Où l’on verra l’artifice et le courage avec lequel Bertrand s’empara de la citadelle de Fougeray pour Charles de Blois contre Simon de Monfort, lors que ces deux princes se faisoient la guerre, pour soûtenir l’un contre l’autre leurs droits prétendus sur le duché de Bretagne.

L’histoire de France nous apprend la fameuse concurrence qu’il y eut entre Charles de Blois et Jean de Monfort pour la souveraineté de Bretagne. Philippe de Valois épousa la querelle du premier de ces princes, et le roy d’Angleterre celle du second. Toute l’Europe sembla se vouloir partager là dessus. En effet une si belle province meritoit bien que ceux qui pretendoient y avoir plus de droit, en achetassent la possession par des combats et par des victoires. Comme elle étoit la patrie de Bertrand et qu’il avoit le cœur tout françois, il ne balança point a se déclarer pour celuy qui s’étoit mis sous la protection des lys. Il prit donc le party de Charles de Blois, et se mit en tête d’enlever par surprise un château qu’on appelloit Fougeray, qui dans ce temps étoit une place importante, et dont la prise pouvoit donner un grand poids aux prétentions du prince dont il avoit entrepris de soûtenir les intérêts. Il s’avisa, pour y reüssir, de se travestir en bucheron, pour se rendre moins suspect à ceux qui gardoient ce château. Soixante hommes qu’il avoit apposté pour seconder son dessein, luy furent d’un tres-grand secours pour l’exécuter à coup sûr.

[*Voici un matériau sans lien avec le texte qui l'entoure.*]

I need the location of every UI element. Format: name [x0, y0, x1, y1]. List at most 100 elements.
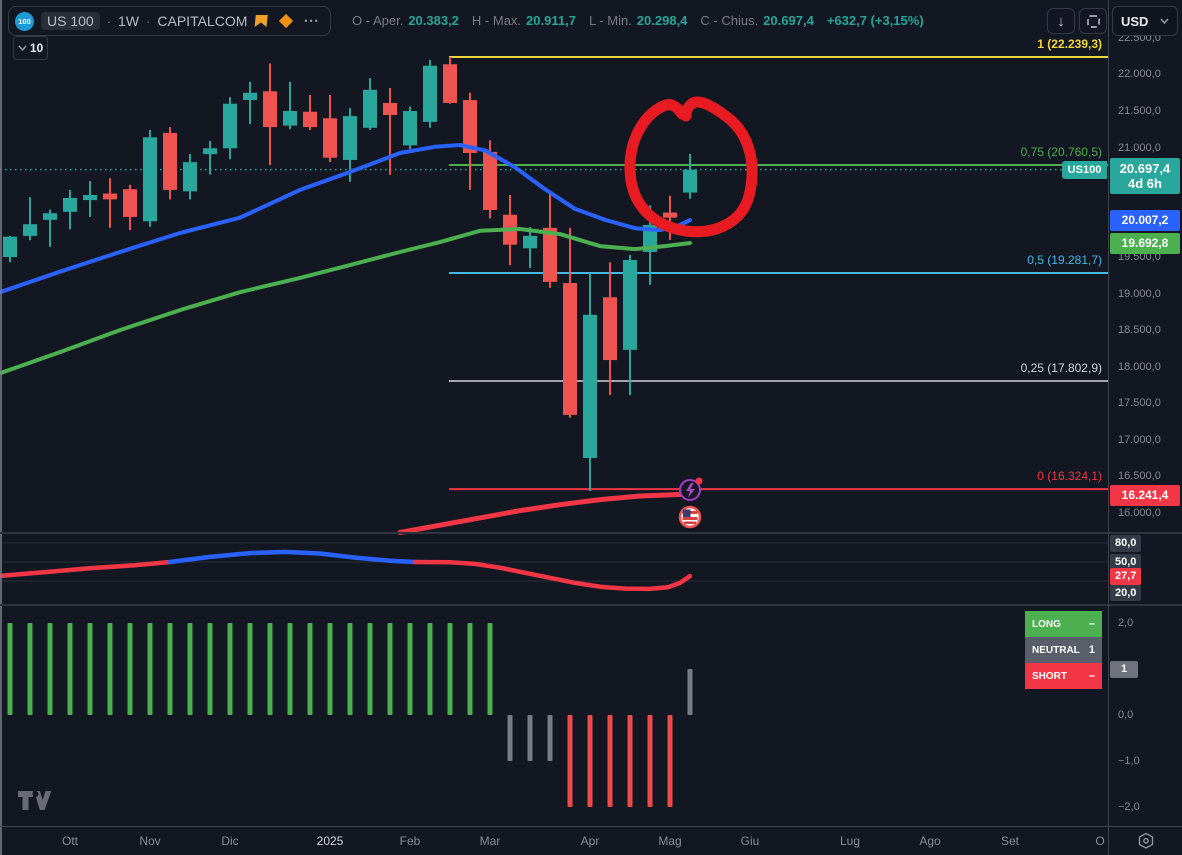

Il partagea ce petit corps en quatre parties comme si c’étoient autant de bûcherons qui venoient les uns après les autres indifféremment pour vendre du bois dans la place. Il épia le temps que le gouverneur venoit d’en sortir avec une partie de sa garnison pour faire la tentative qu’il avoit méditée. Tout son monde avoit comme luy des armes cachées sous leur, juste au corps. Ils sortirent séparément d’une forêt voisine, dans laquelle ils avoient passé fort secrettement la dernière nuit ; ils parurent de grand matin chargez, qui çà, qui là, de bourées et de fagots sur leurs épaules. Comme on ne voyoit cette troupe que fort confusément de loin, le guet ne manqua pas de sonner, mais à mesure qu’ils approchèrent la défiance commença de cesser. Bertrand se présenta le premier dans ce bel équipage, et parut auprès du pont levis, couvert d’une robe blanche jusqu’aux genoux et chargé de bois par dessus. Le portier, qui ne se défioit de rien, vint luy quatriême abaisser le pont. Bertrand débuta par se décharger de son fardeau pour embaraasser le pont, et tira de dessous ses habits une bayonnette dont il poignarda le portier, et cria tout aussitôt Guesclin !, pour donner le signal à ses gens de le joindre et de le seconder. Ils partirent aussitôt de la main, se jettans sur le pont, et gaignerent la porte dont ils se saisirent en attendant que le reste pût entrer avec eux : mais comme il y avoit bien deux cens Anglois dans la place, et que Bertrand n’avoit que soixante hommes, la partie n’étoit pas égale : il y eut grande boucherie de part et d’autre ; les Bretons étoient attaquez de tous cotez ; ils n’avoient pas seulement à soûtenir les efforts des soldats anglois, il leur falloit encore essuyer une grêle de pierres, qui leur étoient jettées par les femmes et les enfans de Fougeray.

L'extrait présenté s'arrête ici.